Trost durch Wegpusten
Keinesfalls Groll, aber doch ein offensichtlich Bemühen um Distanz tritt gelegentlich im Blick auf das eigene Kind zutage, vor allem dann, wenn dieses eine Rolle spielt, den Kinderpart: „Jede ihrer Handbewegungen, jede Geste hat etwas Theatralisch-Überbetontes, Theaterhaftes – als bestünde das Leben des Kindes aus der Vorführung seines Kindseins. Jede Bewegung scheint zu sagen, Ich führe Euch etwas vor, was Ihr sehen wollt.“ Und manchmal vergreift der Autor sich auch im Bild, etwa wenn er beim Einkaufen mit der Tochter in der blauen Cordhose das Etikett „made in bangladesh“ entdeckt und darüber sinniert, ob die Kinder in Bangladesh wohl mit ihren Eltern einkaufen gehen, oder sie auch samstags den Stoff für die Kinderhosen färben, nähen und verpacken müssen.
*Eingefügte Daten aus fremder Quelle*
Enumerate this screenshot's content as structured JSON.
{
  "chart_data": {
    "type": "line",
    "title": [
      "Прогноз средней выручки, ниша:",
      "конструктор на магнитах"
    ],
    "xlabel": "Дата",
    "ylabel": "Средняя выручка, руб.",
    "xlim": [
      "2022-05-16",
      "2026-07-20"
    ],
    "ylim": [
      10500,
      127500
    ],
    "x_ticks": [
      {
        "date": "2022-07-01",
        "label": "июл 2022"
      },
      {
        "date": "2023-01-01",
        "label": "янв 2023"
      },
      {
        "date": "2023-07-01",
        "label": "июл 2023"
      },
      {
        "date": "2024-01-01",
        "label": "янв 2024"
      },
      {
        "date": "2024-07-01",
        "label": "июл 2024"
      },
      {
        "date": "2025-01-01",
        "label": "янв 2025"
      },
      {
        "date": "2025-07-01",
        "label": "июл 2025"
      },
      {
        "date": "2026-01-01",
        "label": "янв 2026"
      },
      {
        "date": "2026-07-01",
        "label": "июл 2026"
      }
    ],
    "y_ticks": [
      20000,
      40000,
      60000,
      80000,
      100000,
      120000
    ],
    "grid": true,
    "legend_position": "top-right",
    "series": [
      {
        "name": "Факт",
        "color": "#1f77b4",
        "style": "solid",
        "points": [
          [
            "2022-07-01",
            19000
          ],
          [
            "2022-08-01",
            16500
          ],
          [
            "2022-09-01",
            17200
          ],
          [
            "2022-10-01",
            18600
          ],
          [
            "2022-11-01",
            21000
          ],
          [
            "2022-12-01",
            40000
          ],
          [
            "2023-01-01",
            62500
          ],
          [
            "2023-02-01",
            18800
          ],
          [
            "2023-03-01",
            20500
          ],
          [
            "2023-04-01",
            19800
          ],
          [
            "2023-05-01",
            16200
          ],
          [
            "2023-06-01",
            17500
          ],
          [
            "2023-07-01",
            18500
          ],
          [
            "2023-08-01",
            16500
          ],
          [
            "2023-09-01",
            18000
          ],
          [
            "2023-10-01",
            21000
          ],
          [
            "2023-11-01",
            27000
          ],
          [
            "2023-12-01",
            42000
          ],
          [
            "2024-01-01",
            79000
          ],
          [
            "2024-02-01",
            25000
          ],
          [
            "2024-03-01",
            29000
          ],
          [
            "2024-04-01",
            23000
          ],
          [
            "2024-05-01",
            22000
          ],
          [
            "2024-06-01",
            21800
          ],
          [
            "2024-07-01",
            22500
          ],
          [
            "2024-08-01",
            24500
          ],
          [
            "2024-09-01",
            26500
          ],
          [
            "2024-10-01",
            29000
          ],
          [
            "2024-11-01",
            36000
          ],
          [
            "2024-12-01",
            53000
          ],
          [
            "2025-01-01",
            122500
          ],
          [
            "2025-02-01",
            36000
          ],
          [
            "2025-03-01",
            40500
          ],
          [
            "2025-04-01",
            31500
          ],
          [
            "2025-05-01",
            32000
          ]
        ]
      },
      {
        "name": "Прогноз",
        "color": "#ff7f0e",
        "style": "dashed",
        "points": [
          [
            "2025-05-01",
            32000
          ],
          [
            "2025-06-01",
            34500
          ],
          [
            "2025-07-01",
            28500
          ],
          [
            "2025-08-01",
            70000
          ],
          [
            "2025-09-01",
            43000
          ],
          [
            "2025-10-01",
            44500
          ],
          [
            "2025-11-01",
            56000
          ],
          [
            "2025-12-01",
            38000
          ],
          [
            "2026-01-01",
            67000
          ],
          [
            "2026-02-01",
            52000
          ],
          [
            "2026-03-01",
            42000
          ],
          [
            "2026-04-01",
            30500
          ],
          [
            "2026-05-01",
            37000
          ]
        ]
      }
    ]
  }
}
Dafür aber entschädigen in diesem beseelten Textgefüge viele andere, kleine und kluge Beobachtungen über Kindsein und Erwachsenwerden, Eltern, Liebe und Leben. Das Buch zieht in seinen Bann durch die Ruhe und Klarheit der Sprache, und es hebt sich ab von der Flut der sogenannten Väterliteratur, in der von ihrer neuen Rolle überwältigte Mittdreißiger sich oft genug in geschwätzigen Plattitüden ergehen.
Diese Aufgeregtheit erlaubt sich David Wagner nicht. Er macht sich vielmehr die eigene Position des kleines Rädchens im endlosen Gefüge der Generationen bewusst: „Das alles gab es schon so oft. Das ist doch schon so oft passiert. Über Tausende Generationen hinweg. Immer wieder.“ Doch klingt das hier nicht resignativ, sondern fast schon erleichternd. Der „Trostföhn“ für Kopf und Herz, den David Wagner sich wünscht, um die Schmerzen wegzupusten – auf diesen Seiten bläst er mit maximaler Stärke.